BACKGROUND:

Mechanical ventilation (MV) is a clinically important measure for respiratory support in critically ill patients. Although moderate tidal volume MV does not cause lung injury, it can further exacerbate lung injury in pathological state such as sepsis. This pathological process is known as the 'two-hit' theory, whereby an initial lung injury (e.g., infection, trauma, or sepsis) triggers an inflammatory response that activates immune cells, presenting the lung tissue in a fragile state and rendering it more susceptible to subsequent injury. The second hit occurs when mechanical ventilation is applied to lung tissue in a fragile state, and it is noteworthy that this mechanical ventilation is harmless to healthy lung tissue, further aggravating pre-existing lung injury through unknown mechanisms. This interaction between initial injury and subsequent mechanical ventilation develops a malignant cycle significantly exacerbating lung injury and severely hampering patient prognosis. The two-hit theory is critical to understanding the complicated mechanisms of ventilator-associated lung injury and facilitates the subsequent development of targeted therapeutic strategies. METHODS AND

RESULTS:

CLP mice model was used to mimic clinical sepsis patients. After 12 hours the mice were mechanical ventilated for 2-6 hours. MV by itself didn't lead to HMGB1 release, but significantly strengthened HMGB1 in plasma and cytoplasm of lung tissue in septic mice. Plasma and lung tissue activation of cytokines and chemokines, MAPK signaling pathway, neutrophil recruitment, and ALI were progressively decreased in LysM HMGB1-/- (Hmgb1 deletion in myeloid cells) and iHMGB1-/- mice (inducible HMGB1-/- mouse strain where the Hmgb1 gene was globally deleted after tamoxifen treatment). Compared with C57BL/6 mice, although EC-HMGB1-/- (Hmgb1 deletion in endothelial cells) mice didn't have lower levels of inflammation, neutrophil recruitment and lung injury were reduced. Compared with LysM HMGB1-/- mice, EC-HMGB1-/- mice had higher levels of inflammation but significantly lower neutrophil recruitment and lung injury. Overall, iHMGB1-/- mice had the lowest levels of all the above indicators. The level of inflammation, neutrophil recruitment and the degree of lung injury were decreased in RAGE-/- mice, and even the above indices were further decreased in TLR4/RAGE-/- mice.
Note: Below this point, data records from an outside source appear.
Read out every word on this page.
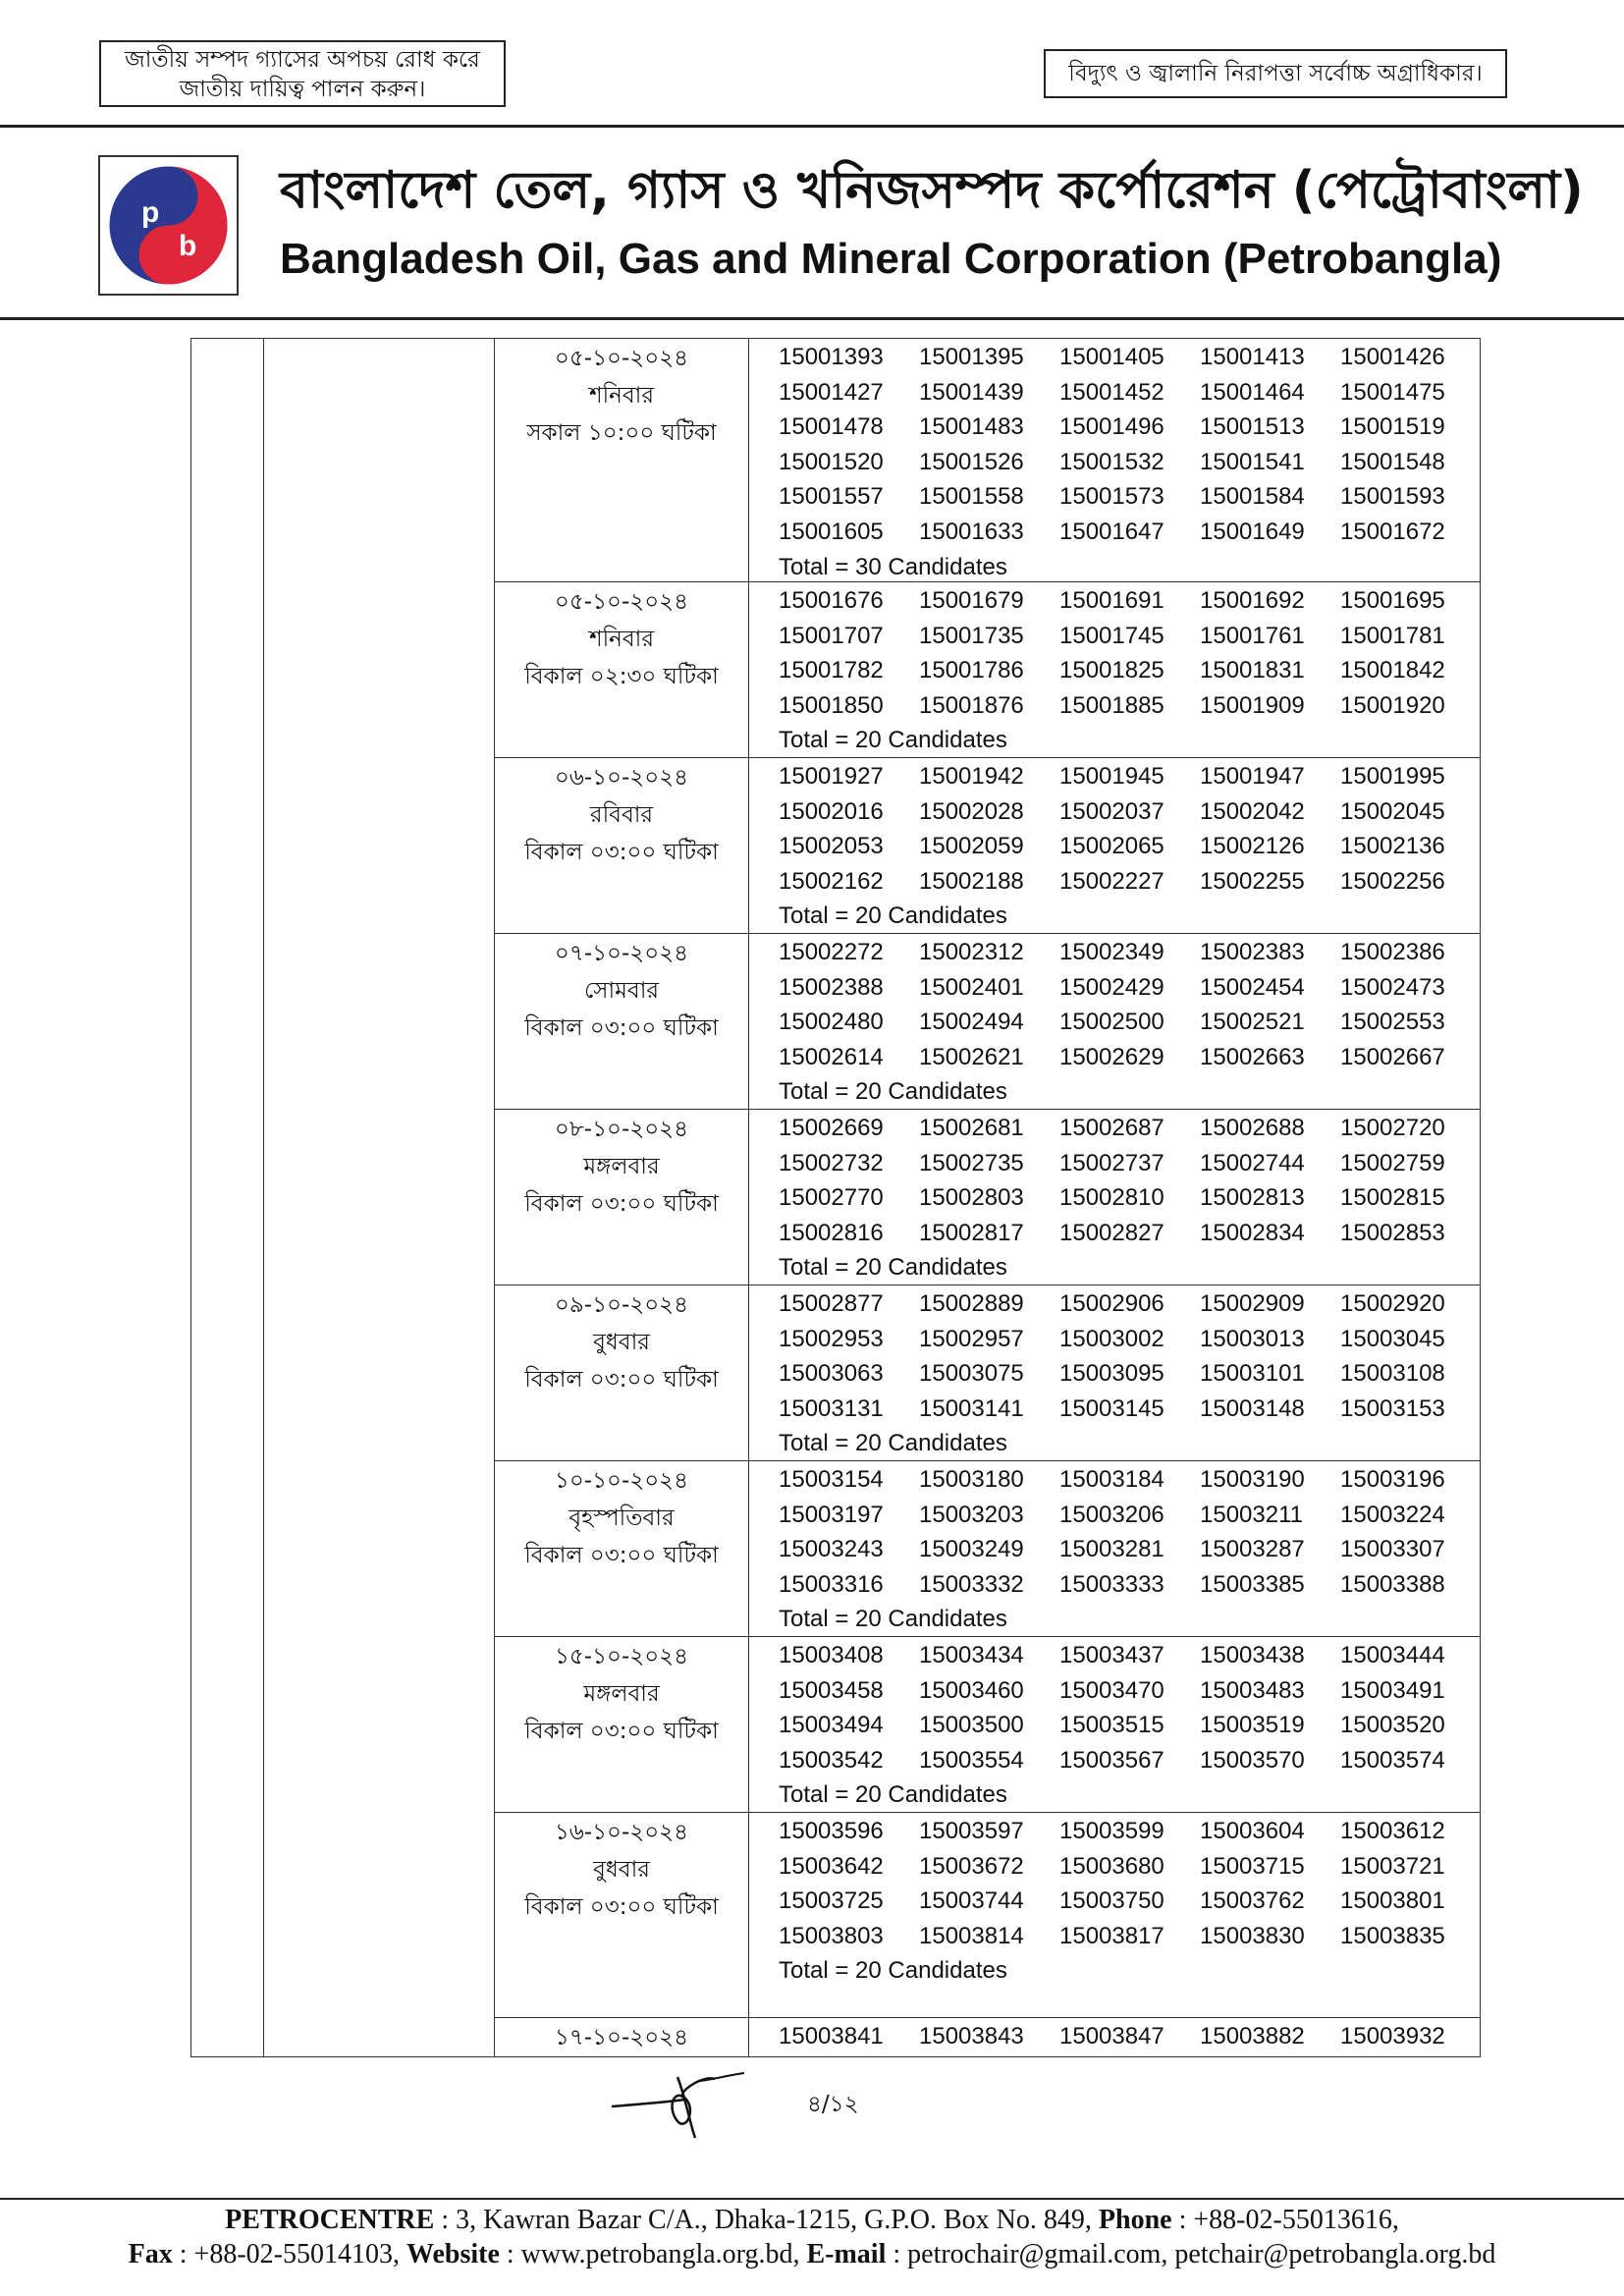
জাতীয় সম্পদ গ্যাসের অপচয় রোধ করে
জাতীয় দায়িত্ব পালন করুন।
বিদ্যুৎ ও জ্বালানি নিরাপত্তা সর্বোচ্চ অগ্রাধিকার।
p
b
বাংলাদেশ তেল, গ্যাস ও খনিজসম্পদ কর্পোরেশন (পেট্রোবাংলা)
Bangladesh Oil, Gas and Mineral Corporation (Petrobangla)
০৫-১০-২০২৪
শনিবার
সকাল ১০:০০ ঘটিকা
15001393 15001395 15001405 15001413 15001426
15001427 15001439 15001452 15001464 15001475
15001478 15001483 15001496 15001513 15001519
15001520 15001526 15001532 15001541 15001548
15001557 15001558 15001573 15001584 15001593
15001605 15001633 15001647 15001649 15001672
Total = 30 Candidates
০৫-১০-২০২৪
শনিবার
বিকাল ০২:৩০ ঘটিকা
15001676 15001679 15001691 15001692 15001695
15001707 15001735 15001745 15001761 15001781
15001782 15001786 15001825 15001831 15001842
15001850 15001876 15001885 15001909 15001920
Total = 20 Candidates
০৬-১০-২০২৪
রবিবার
বিকাল ০৩:০০ ঘটিকা
15001927 15001942 15001945 15001947 15001995
15002016 15002028 15002037 15002042 15002045
15002053 15002059 15002065 15002126 15002136
15002162 15002188 15002227 15002255 15002256
Total = 20 Candidates
০৭-১০-২০২৪
সোমবার
বিকাল ০৩:০০ ঘটিকা
15002272 15002312 15002349 15002383 15002386
15002388 15002401 15002429 15002454 15002473
15002480 15002494 15002500 15002521 15002553
15002614 15002621 15002629 15002663 15002667
Total = 20 Candidates
০৮-১০-২০২৪
মঙ্গলবার
বিকাল ০৩:০০ ঘটিকা
15002669 15002681 15002687 15002688 15002720
15002732 15002735 15002737 15002744 15002759
15002770 15002803 15002810 15002813 15002815
15002816 15002817 15002827 15002834 15002853
Total = 20 Candidates
০৯-১০-২০২৪
বুধবার
বিকাল ০৩:০০ ঘটিকা
15002877 15002889 15002906 15002909 15002920
15002953 15002957 15003002 15003013 15003045
15003063 15003075 15003095 15003101 15003108
15003131 15003141 15003145 15003148 15003153
Total = 20 Candidates
১০-১০-২০২৪
বৃহস্পতিবার
বিকাল ০৩:০০ ঘটিকা
15003154 15003180 15003184 15003190 15003196
15003197 15003203 15003206 15003211 15003224
15003243 15003249 15003281 15003287 15003307
15003316 15003332 15003333 15003385 15003388
Total = 20 Candidates
১৫-১০-২০২৪
মঙ্গলবার
বিকাল ০৩:০০ ঘটিকা
15003408 15003434 15003437 15003438 15003444
15003458 15003460 15003470 15003483 15003491
15003494 15003500 15003515 15003519 15003520
15003542 15003554 15003567 15003570 15003574
Total = 20 Candidates
১৬-১০-২০২৪
বুধবার
বিকাল ০৩:০০ ঘটিকা
15003596 15003597 15003599 15003604 15003612
15003642 15003672 15003680 15003715 15003721
15003725 15003744 15003750 15003762 15003801
15003803 15003814 15003817 15003830 15003835
Total = 20 Candidates
১৭-১০-২০২৪	15003841 15003843 15003847 15003882 15003932
৪/১২
PETROCENTRE : 3, Kawran Bazar C/A., Dhaka-1215, G.P.O. Box No. 849, Phone : +88-02-55013616,
Fax : +88-02-55014103, Website : www.petrobangla.org.bd, E-mail : petrochair@gmail.com, petchair@petrobangla.org.bd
Levels of inflammation and neutrophil recruitment were decreased in Caspase-11-/- and Caspase-1/11-/- mice, but no statistical difference between these two gene knockout mice.

CONCLUSIONS:

These data show for the first time that the Caspase-1/Caspase-11-HMGB1-TLR4/RAGE signaling pathway plays a key role in mice model of sepsis induced lung injury exacerbated by MV. Different species of HMGB1 knockout mice have different lung protective mechanisms in the 'two hits' model, and location is the key to function. Specifically, LysM HMGB1-/- mice due to the deletion of HMGB1 in myeloid cells resulted in a pulmonary protective mechanism that was associated with a downregulation of the inflammatory response. EC HMGB1-/- mice are deficient in HMGB1 owing to endothelial cells, resulting in a distinct pulmonary protective mechanism independent of the inflammatory response and more relevant to the improvement of alveolar-capillary permeability. iHMGB1-/- mice, which are systemically HMGB1-deficient, share both of these lung-protective mechanisms.